How to Interpret the Portfolio Turnover ratio?

What is good – Low Portfolio Turnover or High portfolio turnover?

High Portfolio turnover ratio means the portfolio is being churned frequently and which in turn also means high transaction cost. Whereas Low portfolio turnover results in less transaction cost.

But since the overall cost has been capped by the regulator in the form of the Total expense ratio, so what is important to understand is if the High turnover or High cost is resulting into some benefit in high risk-adjusted returns or not.

High risk-adjusted returns can only justify High portfolio turnover, else it clearly shows that the fund manager is struggling with the performance.

Sharpe ratio is a good measure to check the Risk-adjusted returns of the fund

Also, it is equally important to only compare the funds within the same category.

Below is the list of large-cap funds with their respective Portfolio Turnover ratio and Sharpe ratio numbers.
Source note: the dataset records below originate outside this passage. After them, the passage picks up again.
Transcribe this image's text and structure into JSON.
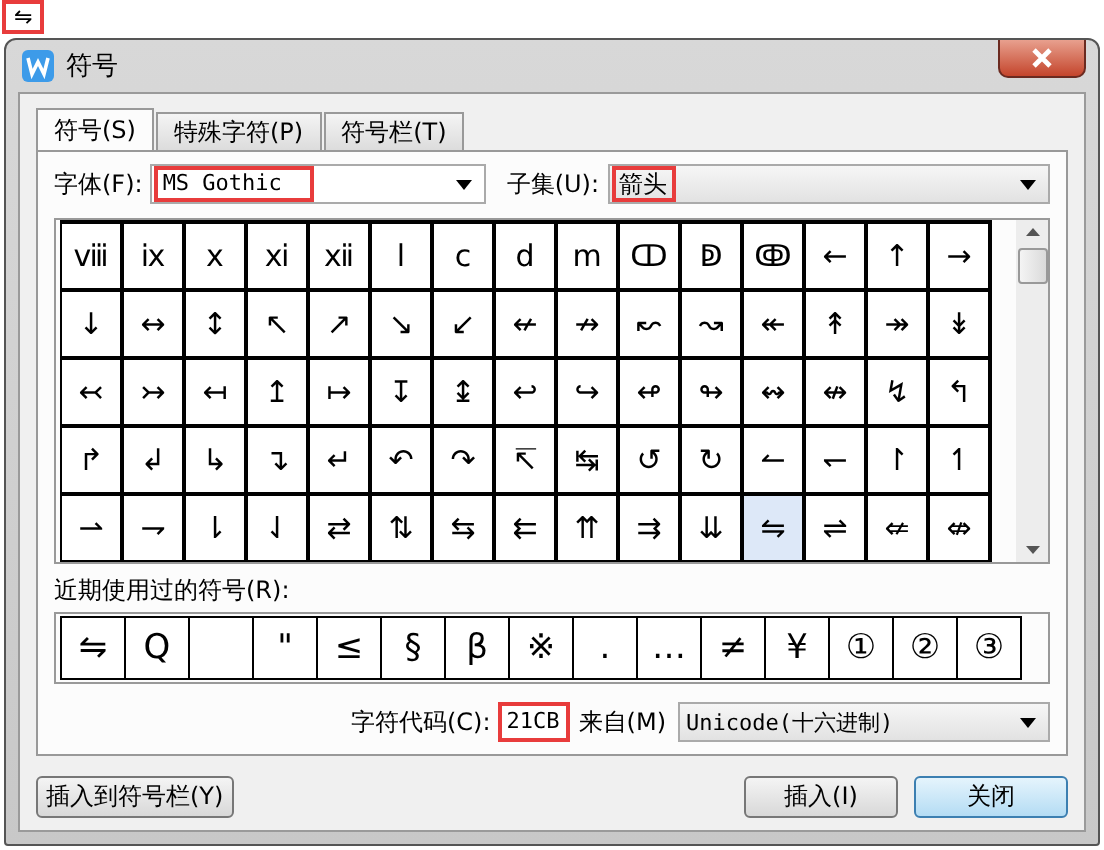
{
  "annotation": {
    "symbol": "⇋"
  },
  "window": {
    "title": "符号"
  },
  "tabs": [
    {
      "label": "符号(S)",
      "selected": true
    },
    {
      "label": "特殊字符(P)",
      "selected": false
    },
    {
      "label": "符号栏(T)",
      "selected": false
    }
  ],
  "font": {
    "label": "字体(F):",
    "value": "MS Gothic"
  },
  "subset": {
    "label": "子集(U):",
    "value": "箭头"
  },
  "symbol_grid": [
    [
      {
        "symbol": "ⅷ",
        "selected": false
      },
      {
        "symbol": "ⅸ",
        "selected": false
      },
      {
        "symbol": "ⅹ",
        "selected": false
      },
      {
        "symbol": "ⅺ",
        "selected": false
      },
      {
        "symbol": "ⅻ",
        "selected": false
      },
      {
        "symbol": "ⅼ",
        "selected": false
      },
      {
        "symbol": "ⅽ",
        "selected": false
      },
      {
        "symbol": "ⅾ",
        "selected": false
      },
      {
        "symbol": "ⅿ",
        "selected": false
      },
      {
        "symbol": "ↀ",
        "selected": false
      },
      {
        "symbol": "ↁ",
        "selected": false
      },
      {
        "symbol": "ↂ",
        "selected": false
      },
      {
        "symbol": "←",
        "selected": false
      },
      {
        "symbol": "↑",
        "selected": false
      },
      {
        "symbol": "→",
        "selected": false
      }
    ],
    [
      {
        "symbol": "↓",
        "selected": false
      },
      {
        "symbol": "↔",
        "selected": false
      },
      {
        "symbol": "↕",
        "selected": false
      },
      {
        "symbol": "↖",
        "selected": false
      },
      {
        "symbol": "↗",
        "selected": false
      },
      {
        "symbol": "↘",
        "selected": false
      },
      {
        "symbol": "↙",
        "selected": false
      },
      {
        "symbol": "↚",
        "selected": false
      },
      {
        "symbol": "↛",
        "selected": false
      },
      {
        "symbol": "↜",
        "selected": false
      },
      {
        "symbol": "↝",
        "selected": false
      },
      {
        "symbol": "↞",
        "selected": false
      },
      {
        "symbol": "↟",
        "selected": false
      },
      {
        "symbol": "↠",
        "selected": false
      },
      {
        "symbol": "↡",
        "selected": false
      }
    ],
    [
      {
        "symbol": "↢",
        "selected": false
      },
      {
        "symbol": "↣",
        "selected": false
      },
      {
        "symbol": "↤",
        "selected": false
      },
      {
        "symbol": "↥",
        "selected": false
      },
      {
        "symbol": "↦",
        "selected": false
      },
      {
        "symbol": "↧",
        "selected": false
      },
      {
        "symbol": "↨",
        "selected": false
      },
      {
        "symbol": "↩",
        "selected": false
      },
      {
        "symbol": "↪",
        "selected": false
      },
      {
        "symbol": "↫",
        "selected": false
      },
      {
        "symbol": "↬",
        "selected": false
      },
      {
        "symbol": "↭",
        "selected": false
      },
      {
        "symbol": "↮",
        "selected": false
      },
      {
        "symbol": "↯",
        "selected": false
      },
      {
        "symbol": "↰",
        "selected": false
      }
    ],
    [
      {
        "symbol": "↱",
        "selected": false
      },
      {
        "symbol": "↲",
        "selected": false
      },
      {
        "symbol": "↳",
        "selected": false
      },
      {
        "symbol": "↴",
        "selected": false
      },
      {
        "symbol": "↵",
        "selected": false
      },
      {
        "symbol": "↶",
        "selected": false
      },
      {
        "symbol": "↷",
        "selected": false
      },
      {
        "symbol": "↸",
        "selected": false
      },
      {
        "symbol": "↹",
        "selected": false
      },
      {
        "symbol": "↺",
        "selected": false
      },
      {
        "symbol": "↻",
        "selected": false
      },
      {
        "symbol": "↼",
        "selected": false
      },
      {
        "symbol": "↽",
        "selected": false
      },
      {
        "symbol": "↾",
        "selected": false
      },
      {
        "symbol": "↿",
        "selected": false
      }
    ],
    [
      {
        "symbol": "⇀",
        "selected": false
      },
      {
        "symbol": "⇁",
        "selected": false
      },
      {
        "symbol": "⇂",
        "selected": false
      },
      {
        "symbol": "⇃",
        "selected": false
      },
      {
        "symbol": "⇄",
        "selected": false
      },
      {
        "symbol": "⇅",
        "selected": false
      },
      {
        "symbol": "⇆",
        "selected": false
      },
      {
        "symbol": "⇇",
        "selected": false
      },
      {
        "symbol": "⇈",
        "selected": false
      },
      {
        "symbol": "⇉",
        "selected": false
      },
      {
        "symbol": "⇊",
        "selected": false
      },
      {
        "symbol": "⇋",
        "selected": true
      },
      {
        "symbol": "⇌",
        "selected": false
      },
      {
        "symbol": "⇍",
        "selected": false
      },
      {
        "symbol": "⇎",
        "selected": false
      }
    ]
  ],
  "recent": {
    "label": "近期使用过的符号(R):",
    "symbols": [
      {
        "kind": "symbol",
        "symbol": "⇋"
      },
      {
        "kind": "symbol",
        "symbol": "Q"
      },
      {
        "kind": "empty"
      },
      {
        "kind": "symbol",
        "symbol": "\""
      },
      {
        "kind": "symbol",
        "symbol": "≤"
      },
      {
        "kind": "symbol",
        "symbol": "§"
      },
      {
        "kind": "symbol",
        "symbol": "β"
      },
      {
        "kind": "symbol",
        "symbol": "※"
      },
      {
        "kind": "symbol",
        "symbol": "."
      },
      {
        "kind": "symbol",
        "symbol": "…"
      },
      {
        "kind": "symbol",
        "symbol": "≠"
      },
      {
        "kind": "symbol",
        "symbol": "¥"
      },
      {
        "kind": "symbol",
        "symbol": "①"
      },
      {
        "kind": "symbol",
        "symbol": "②"
      },
      {
        "kind": "symbol",
        "symbol": "③"
      }
    ]
  },
  "char_code": {
    "label": "字符代码(C):",
    "value": "21CB"
  },
  "from": {
    "label": "来自(M)",
    "value": "Unicode(十六进制)"
  },
  "buttons": [
    {
      "label": "插入到符号栏(Y)",
      "kind": "secondary"
    },
    {
      "label": "插入(I)",
      "kind": "secondary"
    },
    {
      "label": "关闭",
      "kind": "default"
    }
  ]
}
Fund Name Portfolio Turnover Ratio(%) Sharpe ratio
Birla Sunlife Frontline Equity 55 0.36
Axis Bluechip equity 171 0.45
DSP Top 100 Equity 12 0.21
Franklin Bluechip 23.83 0.24
HDFC Top 100 24.26 0.42
ICICI Bluechip 136 0.46
SBI Bluechip 79 0.26

Source: Valueresearchonline Date:29.01.2019

As you can clearly see in the table above that even if DSPBR Top 100 has low PTR, but it also has lower Sharpe ratio too, On the other side, Axis Bluechip and ICICI Bluechip is showing the turnover ratio of more than 100%, but alongside they are also showing the Higher Risk-adjusted Returns. (In general higher the Sharpe ratio the better risk-adjusted returns the fund is generating)

Now, please note that I am nowhere suggesting you these funds as there are many other parameters to select a fund and portfolio turnover ratio is only one of those.

This is only for your understanding of the Term

It is also important to understand the category of the fund and how it works before looking at the portfolio turnover ratio.

Large and Midcap fund is expected to have lesser portfolio turnover as compared to Mid and Small cap funds. Balanced funds are supposed to have lower portfolio turnover than Balanced Advantage funds.

This ratio does not reflect anything in case of Index funds, Arbitrage funds, and Debt funds. Only actively managed equity funds should be compared to Portfolio Turnover ratio

Conclusion:

Portfolio turnover ratio is generally used to gauge the fund manager’s style of investing as in how much churning is happening in the portfolio. The high turnover ratio may not be that bad if it is resulting in high risk-adjusted returns.

But to select funds only on the basis of portfolio Turnover may not be wise since there are lot many other factors needs to be considered for this.